BLM's "Excellence in Interpretation or Environmental Education" Awards were presented in conjunction with the U.S. Forest Service's "Gifford Pinchot Award," the U.S. Fish & Wildlife Service's "Sense of Wonder Award," the National Park Service's "Freeman Tilden Award," the U.S. Army Corps of Engineers' "Hiram M. Chittenden Award," and NAI's "Master Front-Line Interpreter" and "Master Interpretive Manager" Awards. Eastern National, a private educational organization that offers financial support to the National Park Service, hosted receptions for the winners before and after the ceremony.

Also presented at the National Interpreters Workshop were NAI's 2002 Interpretive Media Awards, which recognize outstanding educational and interpretive products created during 2001. BLM had winning entries in three categories: Poster, Site Publication, and Interpretive Program Curriculum.

The "Wyoming Archaeology Awareness Month" poster developed by the BLM Wyoming State Office was selected as an award winner by the NAI's panel of judges. The poster features a dramatic photograph of cultural resources in Wyoming. The "Grand Staircase Escalante National Monument Visitor Information" brochure, produced by the Grand Staircase-Escalante National Mounment Visitor Services group, won an award in the Site Publication category. The publication includes a detailed map of the Grand Staircase-Escalante National Monument in Utah. In the Interpretive Program Curriculum category, the "Escalante Pueblo Curriculum" was an award recipient. This school curriculum was produced by BLM's Anasazi Heritage Center in Dolores, Colorado.

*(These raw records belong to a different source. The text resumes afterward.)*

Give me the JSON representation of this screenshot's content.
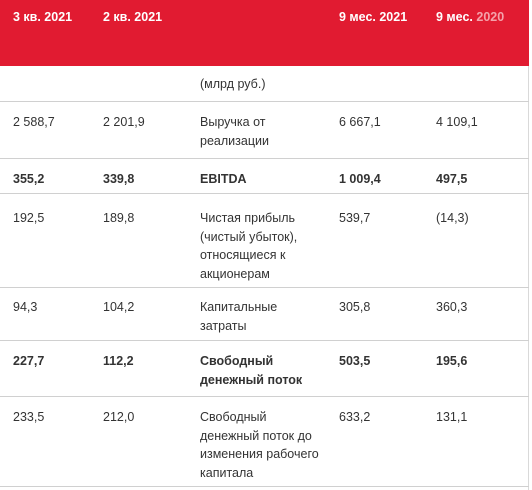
{
  "header": {
    "col1": "3 кв. 2021",
    "col2": "2 кв. 2021",
    "col3": "9 мес. 2021",
    "col4_main": "9 мес.",
    "col4_year": "2020"
  },
  "unit_label": "(млрд руб.)",
  "rows": [
    {
      "q3_2021": "2 588,7",
      "q2_2021": "2 201,9",
      "label": "Выручка от реализации",
      "m9_2021": "6 667,1",
      "m9_2020": "4 109,1",
      "bold": false
    },
    {
      "q3_2021": "355,2",
      "q2_2021": "339,8",
      "label": "EBITDA",
      "m9_2021": "1 009,4",
      "m9_2020": "497,5",
      "bold": true
    },
    {
      "q3_2021": "192,5",
      "q2_2021": "189,8",
      "label": "Чистая прибыль (чистый убыток), относящиеся к акционерам",
      "m9_2021": "539,7",
      "m9_2020": "(14,3)",
      "bold": false
    },
    {
      "q3_2021": "94,3",
      "q2_2021": "104,2",
      "label": "Капитальные затраты",
      "m9_2021": "305,8",
      "m9_2020": "360,3",
      "bold": false
    },
    {
      "q3_2021": "227,7",
      "q2_2021": "112,2",
      "label": "Свободный денежный поток",
      "m9_2021": "503,5",
      "m9_2020": "195,6",
      "bold": true
    },
    {
      "q3_2021": "233,5",
      "q2_2021": "212,0",
      "label": "Свободный денежный поток до изменения рабочего капитала",
      "m9_2021": "633,2",
      "m9_2020": "131,1",
      "bold": false
    }
  ],
  "colors": {
    "header_bg": "#e11b31",
    "header_text": "#ffffff",
    "header_faded": "#f4a2ab",
    "body_text": "#333333",
    "separator": "#d0d0d0"
  }
}
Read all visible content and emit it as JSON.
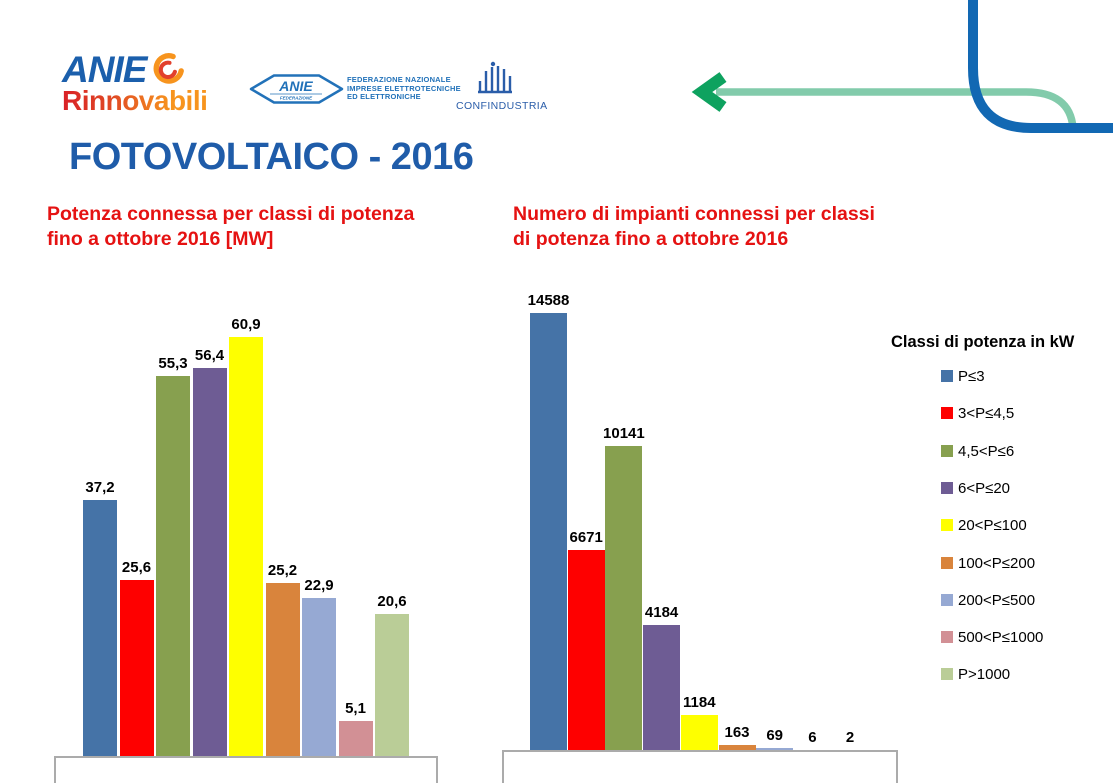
{
  "slide": {
    "background": "#FFFFFF"
  },
  "header": {
    "title": "FOTOVOLTAICO - 2016",
    "logos": {
      "anie_rinnovabili": {
        "top_text": "ANIE",
        "bottom_text": "Rinnovabili"
      },
      "anie_federazione": {
        "oval_main": "ANIE",
        "oval_sub": "FEDERAZIONE",
        "text_lines": [
          "FEDERAZIONE NAZIONALE",
          "IMPRESE ELETTROTECNICHE",
          "ED ELETTRONICHE"
        ]
      },
      "confindustria": {
        "label": "CONFINDUSTRIA"
      }
    }
  },
  "colors": {
    "slide_title": "#1F5CA9",
    "chart_title_red": "#E51212",
    "axis_gray": "#ABABAB",
    "decor_blue": "#1268B3",
    "decor_green_line": "#82CBAB",
    "decor_green_arrow": "#0EA25F"
  },
  "chart_data": [
    {
      "type": "bar",
      "title": "Potenza connessa per classi di potenza fino a ottobre 2016 [MW]",
      "title_lines": [
        "Potenza connessa per classi di potenza",
        "fino a ottobre 2016 [MW]"
      ],
      "unit": "MW",
      "categories": [
        "P≤3",
        "3<P≤4,5",
        "4,5<P≤6",
        "6<P≤20",
        "20<P≤100",
        "100<P≤200",
        "200<P≤500",
        "500<P≤1000",
        "P>1000"
      ],
      "values": [
        37.2,
        25.6,
        55.3,
        56.4,
        60.9,
        25.2,
        22.9,
        5.1,
        20.6
      ],
      "data_labels": [
        "37,2",
        "25,6",
        "55,3",
        "56,4",
        "60,9",
        "25,2",
        "22,9",
        "5,1",
        "20,6"
      ],
      "colors": [
        "#4573A7",
        "#FE0000",
        "#87A04F",
        "#6E5C94",
        "#FEFF00",
        "#D9843C",
        "#96A9D3",
        "#D29095",
        "#BACD97"
      ],
      "ylim": [
        0,
        65
      ],
      "grid": false,
      "data_labels_visible": true,
      "x_tick_labels_visible": false,
      "legend_position": "right"
    },
    {
      "type": "bar",
      "title": "Numero di impianti connessi per classi di potenza fino a ottobre 2016",
      "title_lines": [
        "Numero di impianti connessi per classi",
        "di potenza fino a ottobre 2016"
      ],
      "categories": [
        "P≤3",
        "3<P≤4,5",
        "4,5<P≤6",
        "6<P≤20",
        "20<P≤100",
        "100<P≤200",
        "200<P≤500",
        "500<P≤1000",
        "P>1000"
      ],
      "values": [
        14588,
        6671,
        10141,
        4184,
        1184,
        163,
        69,
        6,
        2
      ],
      "data_labels": [
        "14588",
        "6671",
        "10141",
        "4184",
        "1184",
        "163",
        "69",
        "6",
        "2"
      ],
      "colors": [
        "#4573A7",
        "#FE0000",
        "#87A04F",
        "#6E5C94",
        "#FEFF00",
        "#D9843C",
        "#96A9D3",
        "#D29095",
        "#BACD97"
      ],
      "ylim": [
        0,
        15000
      ],
      "grid": false,
      "data_labels_visible": true,
      "x_tick_labels_visible": false,
      "legend_position": "right"
    }
  ],
  "legend": {
    "title": "Classi di potenza in kW",
    "items": [
      {
        "label": "P≤3",
        "color": "#4573A7"
      },
      {
        "label": "3<P≤4,5",
        "color": "#FE0000"
      },
      {
        "label": "4,5<P≤6",
        "color": "#87A04F"
      },
      {
        "label": "6<P≤20",
        "color": "#6E5C94"
      },
      {
        "label": "20<P≤100",
        "color": "#FEFF00"
      },
      {
        "label": "100<P≤200",
        "color": "#D9843C"
      },
      {
        "label": "200<P≤500",
        "color": "#96A9D3"
      },
      {
        "label": "500<P≤1000",
        "color": "#D29095"
      },
      {
        "label": "P>1000",
        "color": "#BACD97"
      }
    ]
  }
}
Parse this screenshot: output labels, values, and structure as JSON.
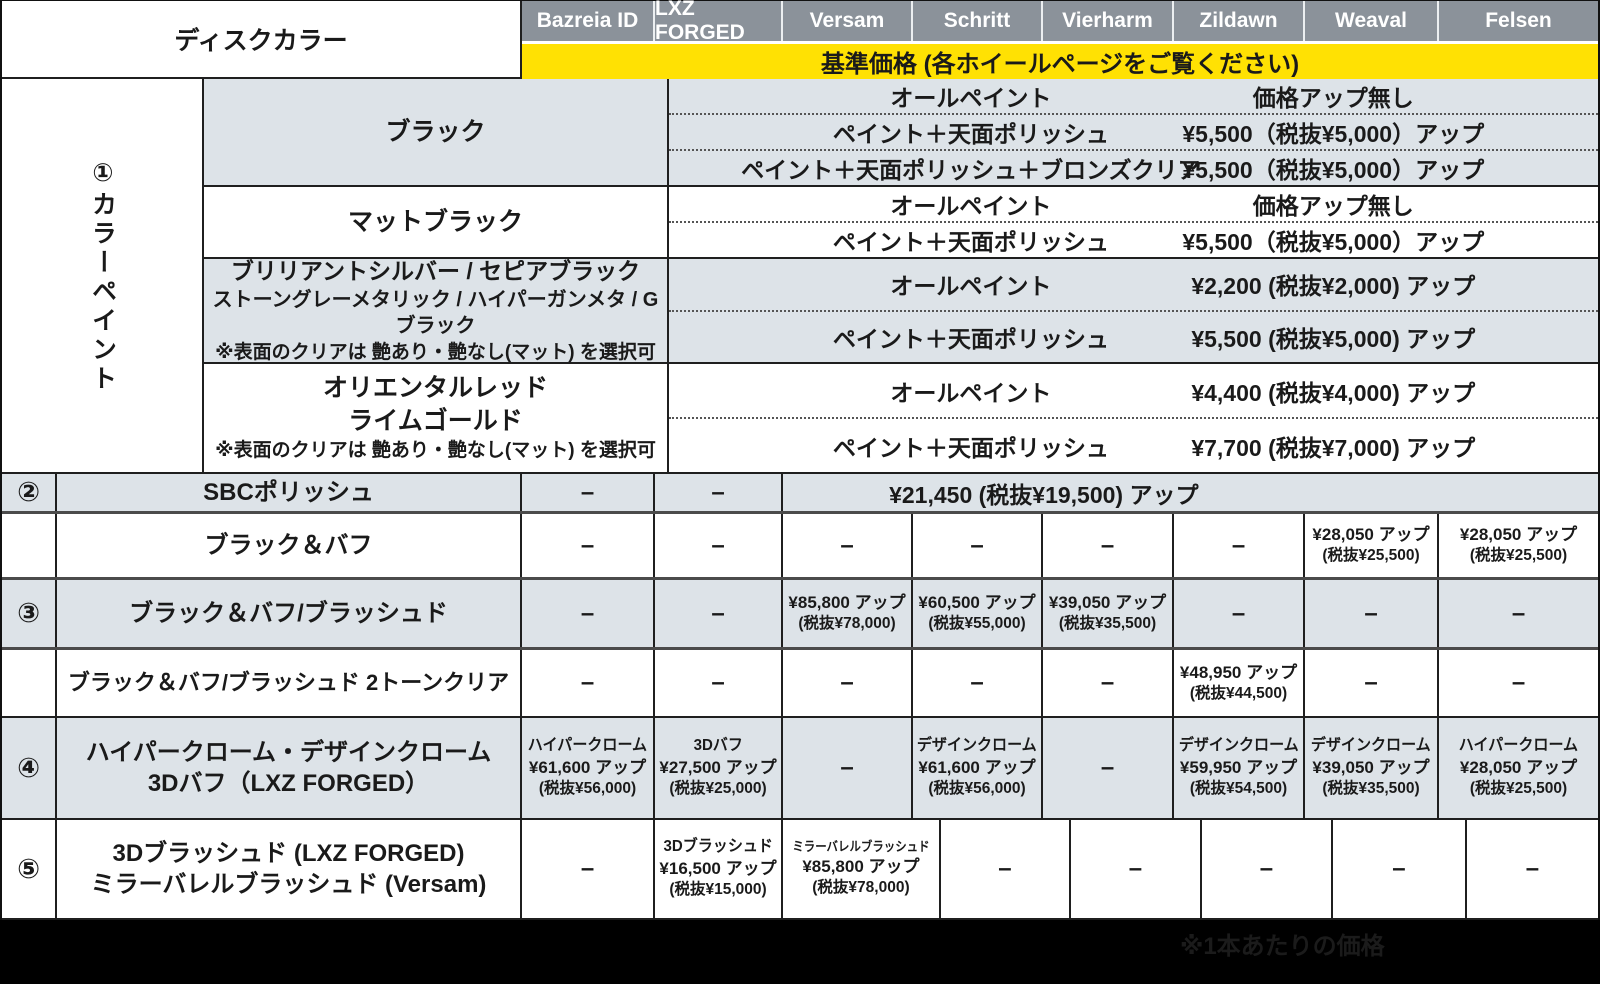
{
  "dash": "–",
  "header": {
    "disc_color": "ディスクカラー",
    "wheels": [
      "Bazreia ID",
      "LXZ FORGED",
      "Versam",
      "Schritt",
      "Vierharm",
      "Zildawn",
      "Weaval",
      "Felsen"
    ],
    "base_price": "基準価格 (各ホイールページをご覧ください)"
  },
  "colors": {
    "header_gray": "#8b929a",
    "banner_yellow": "#ffe103",
    "row_tint": "#dde3e8",
    "border": "#1f1f1f"
  },
  "group1": {
    "number_label": "①カラーペイント",
    "rows": [
      {
        "label_lines": [
          "ブラック"
        ],
        "subs": [
          {
            "desc": "オールペイント",
            "price": "価格アップ無し"
          },
          {
            "desc": "ペイント＋天面ポリッシュ",
            "price": "¥5,500（税抜¥5,000）アップ"
          },
          {
            "desc": "ペイント＋天面ポリッシュ＋ブロンズクリア",
            "price": "¥5,500（税抜¥5,000）アップ"
          }
        ]
      },
      {
        "label_lines": [
          "マットブラック"
        ],
        "subs": [
          {
            "desc": "オールペイント",
            "price": "価格アップ無し"
          },
          {
            "desc": "ペイント＋天面ポリッシュ",
            "price": "¥5,500（税抜¥5,000）アップ"
          }
        ]
      },
      {
        "label_lines": [
          "ブリリアントシルバー / セピアブラック",
          "ストーングレーメタリック / ハイパーガンメタ / Gブラック",
          "※表面のクリアは 艶あり・艶なし(マット) を選択可"
        ],
        "subs": [
          {
            "desc": "オールペイント",
            "price": "¥2,200 (税抜¥2,000) アップ"
          },
          {
            "desc": "ペイント＋天面ポリッシュ",
            "price": "¥5,500 (税抜¥5,000) アップ"
          }
        ]
      },
      {
        "label_lines": [
          "オリエンタルレッド",
          "ライムゴールド",
          "※表面のクリアは 艶あり・艶なし(マット) を選択可"
        ],
        "subs": [
          {
            "desc": "オールペイント",
            "price": "¥4,400 (税抜¥4,000) アップ"
          },
          {
            "desc": "ペイント＋天面ポリッシュ",
            "price": "¥7,700 (税抜¥7,000) アップ"
          }
        ]
      }
    ]
  },
  "group2": {
    "number": "②",
    "label": "SBCポリッシュ",
    "price": "¥21,450 (税抜¥19,500) アップ"
  },
  "group3": {
    "number": "③",
    "rows": [
      {
        "label": "ブラック＆バフ",
        "weaval": [
          "¥28,050 アップ",
          "(税抜¥25,500)"
        ],
        "felsen": [
          "¥28,050 アップ",
          "(税抜¥25,500)"
        ]
      },
      {
        "label": "ブラック＆バフ/ブラッシュド",
        "versam": [
          "¥85,800 アップ",
          "(税抜¥78,000)"
        ],
        "schritt": [
          "¥60,500 アップ",
          "(税抜¥55,000)"
        ],
        "vierharm": [
          "¥39,050 アップ",
          "(税抜¥35,500)"
        ]
      },
      {
        "label": "ブラック＆バフ/ブラッシュド 2トーンクリア",
        "zildawn": [
          "¥48,950 アップ",
          "(税抜¥44,500)"
        ]
      }
    ]
  },
  "group4": {
    "number": "④",
    "label_lines": [
      "ハイパークローム・デザインクローム",
      "3Dバフ（LXZ FORGED）"
    ],
    "bazreia": [
      "ハイパークローム",
      "¥61,600 アップ",
      "(税抜¥56,000)"
    ],
    "lxz": [
      "3Dバフ",
      "¥27,500 アップ",
      "(税抜¥25,000)"
    ],
    "schritt": [
      "デザインクローム",
      "¥61,600 アップ",
      "(税抜¥56,000)"
    ],
    "zildawn": [
      "デザインクローム",
      "¥59,950 アップ",
      "(税抜¥54,500)"
    ],
    "weaval": [
      "デザインクローム",
      "¥39,050 アップ",
      "(税抜¥35,500)"
    ],
    "felsen": [
      "ハイパークローム",
      "¥28,050 アップ",
      "(税抜¥25,500)"
    ]
  },
  "group5": {
    "number": "⑤",
    "label_lines": [
      "3Dブラッシュド (LXZ FORGED)",
      "ミラーバレルブラッシュド (Versam)"
    ],
    "lxz": [
      "3Dブラッシュド",
      "¥16,500 アップ",
      "(税抜¥15,000)"
    ],
    "versam": [
      "ミラーバレルブラッシュド",
      "¥85,800 アップ",
      "(税抜¥78,000)"
    ]
  },
  "footer_note": "※1本あたりの価格"
}
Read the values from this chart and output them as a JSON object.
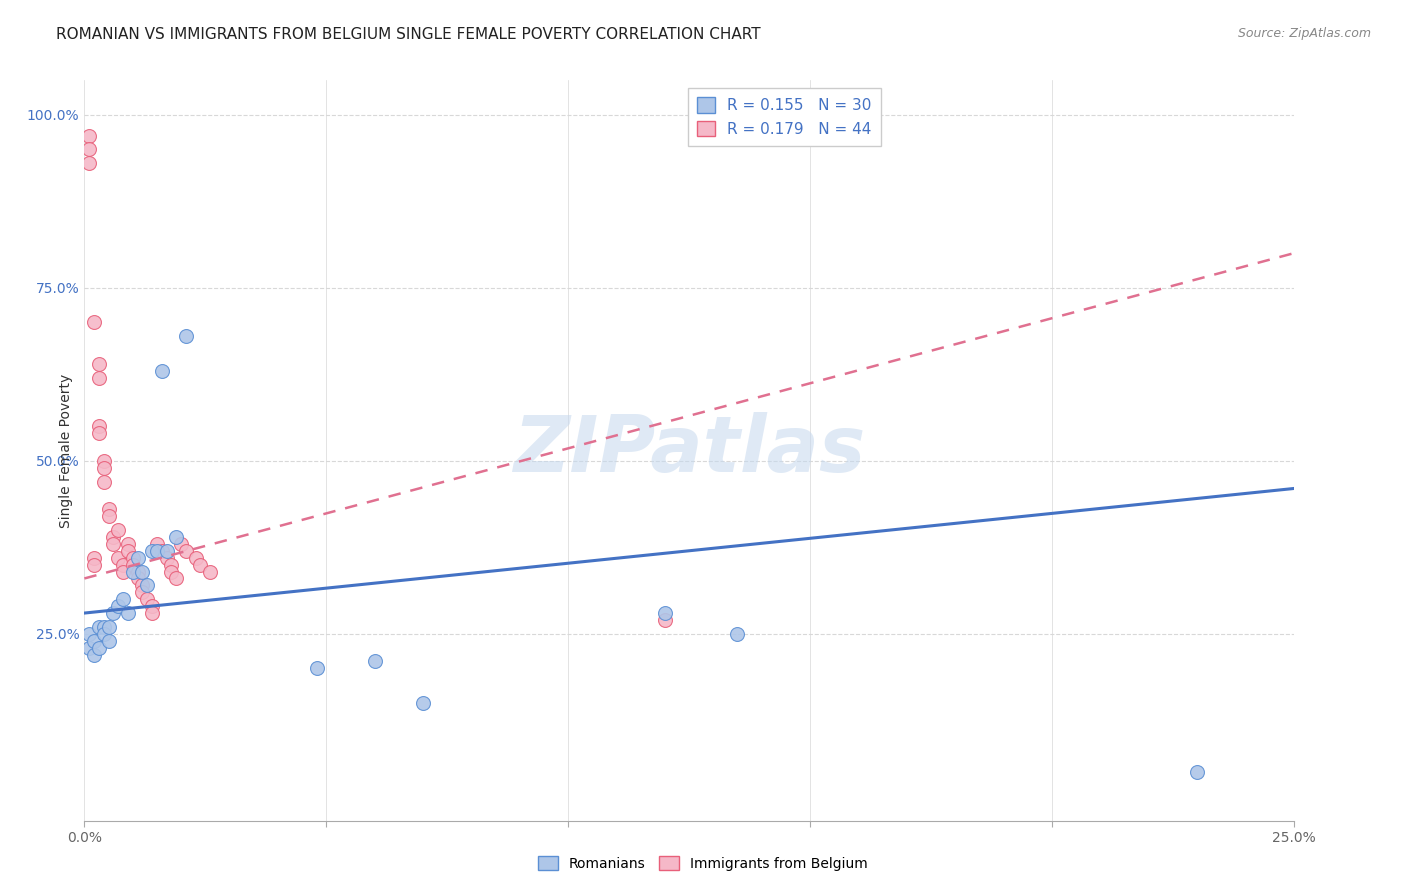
{
  "title": "ROMANIAN VS IMMIGRANTS FROM BELGIUM SINGLE FEMALE POVERTY CORRELATION CHART",
  "source": "Source: ZipAtlas.com",
  "ylabel": "Single Female Poverty",
  "watermark": "ZIPatlas",
  "xlim": [
    0,
    0.25
  ],
  "ylim": [
    -0.02,
    1.05
  ],
  "xtick_positions": [
    0.0,
    0.05,
    0.1,
    0.15,
    0.2,
    0.25
  ],
  "xtick_labels_show": [
    "0.0%",
    "",
    "",
    "",
    "",
    "25.0%"
  ],
  "yticks": [
    0.0,
    0.25,
    0.5,
    0.75,
    1.0
  ],
  "ytick_labels": [
    "",
    "25.0%",
    "50.0%",
    "75.0%",
    "100.0%"
  ],
  "blue_R": 0.155,
  "blue_N": 30,
  "pink_R": 0.179,
  "pink_N": 44,
  "blue_color": "#aec6e8",
  "pink_color": "#f5b8c8",
  "blue_edge_color": "#5b8fd4",
  "pink_edge_color": "#e8607a",
  "blue_line_color": "#4472c4",
  "pink_line_color": "#e07090",
  "background_color": "#ffffff",
  "grid_color": "#d8d8d8",
  "legend_label_blue": "Romanians",
  "legend_label_pink": "Immigrants from Belgium",
  "blue_x": [
    0.001,
    0.001,
    0.002,
    0.002,
    0.003,
    0.003,
    0.004,
    0.004,
    0.005,
    0.005,
    0.006,
    0.007,
    0.008,
    0.009,
    0.01,
    0.011,
    0.012,
    0.013,
    0.014,
    0.015,
    0.016,
    0.017,
    0.019,
    0.021,
    0.048,
    0.06,
    0.07,
    0.12,
    0.135,
    0.23
  ],
  "blue_y": [
    0.25,
    0.23,
    0.24,
    0.22,
    0.26,
    0.23,
    0.26,
    0.25,
    0.26,
    0.24,
    0.28,
    0.29,
    0.3,
    0.28,
    0.34,
    0.36,
    0.34,
    0.32,
    0.37,
    0.37,
    0.63,
    0.37,
    0.39,
    0.68,
    0.2,
    0.21,
    0.15,
    0.28,
    0.25,
    0.05
  ],
  "pink_x": [
    0.001,
    0.001,
    0.001,
    0.002,
    0.002,
    0.002,
    0.003,
    0.003,
    0.003,
    0.003,
    0.004,
    0.004,
    0.004,
    0.005,
    0.005,
    0.006,
    0.006,
    0.007,
    0.007,
    0.008,
    0.008,
    0.009,
    0.009,
    0.01,
    0.01,
    0.011,
    0.011,
    0.012,
    0.012,
    0.013,
    0.014,
    0.014,
    0.015,
    0.016,
    0.017,
    0.018,
    0.018,
    0.019,
    0.02,
    0.021,
    0.023,
    0.024,
    0.026,
    0.12
  ],
  "pink_y": [
    0.97,
    0.95,
    0.93,
    0.7,
    0.36,
    0.35,
    0.64,
    0.62,
    0.55,
    0.54,
    0.5,
    0.49,
    0.47,
    0.43,
    0.42,
    0.39,
    0.38,
    0.36,
    0.4,
    0.35,
    0.34,
    0.38,
    0.37,
    0.36,
    0.35,
    0.34,
    0.33,
    0.32,
    0.31,
    0.3,
    0.29,
    0.28,
    0.38,
    0.37,
    0.36,
    0.35,
    0.34,
    0.33,
    0.38,
    0.37,
    0.36,
    0.35,
    0.34,
    0.27
  ],
  "blue_line_x0": 0.0,
  "blue_line_x1": 0.25,
  "blue_line_y0": 0.28,
  "blue_line_y1": 0.46,
  "pink_line_x0": 0.0,
  "pink_line_x1": 0.25,
  "pink_line_y0": 0.33,
  "pink_line_y1": 0.8,
  "title_fontsize": 11,
  "source_fontsize": 9,
  "axis_label_fontsize": 10,
  "tick_fontsize": 10,
  "legend_fontsize": 11,
  "marker_size": 100
}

The National Association for Interpretation (http://www.interpnet.org) is a professional organization focusing on the interpretation of natural and cultural history. About 40 percent of its 3,500 members are Federal employees. The Bureau of Land Management (http://www.blm.gov), an agency of the U.S. Department of the Interior, manages 262 million acres of public lands, located mostly in the western United States and Alaska. BLM was a "Gold Circle" sponsor of this year's National Interpreters Workshop.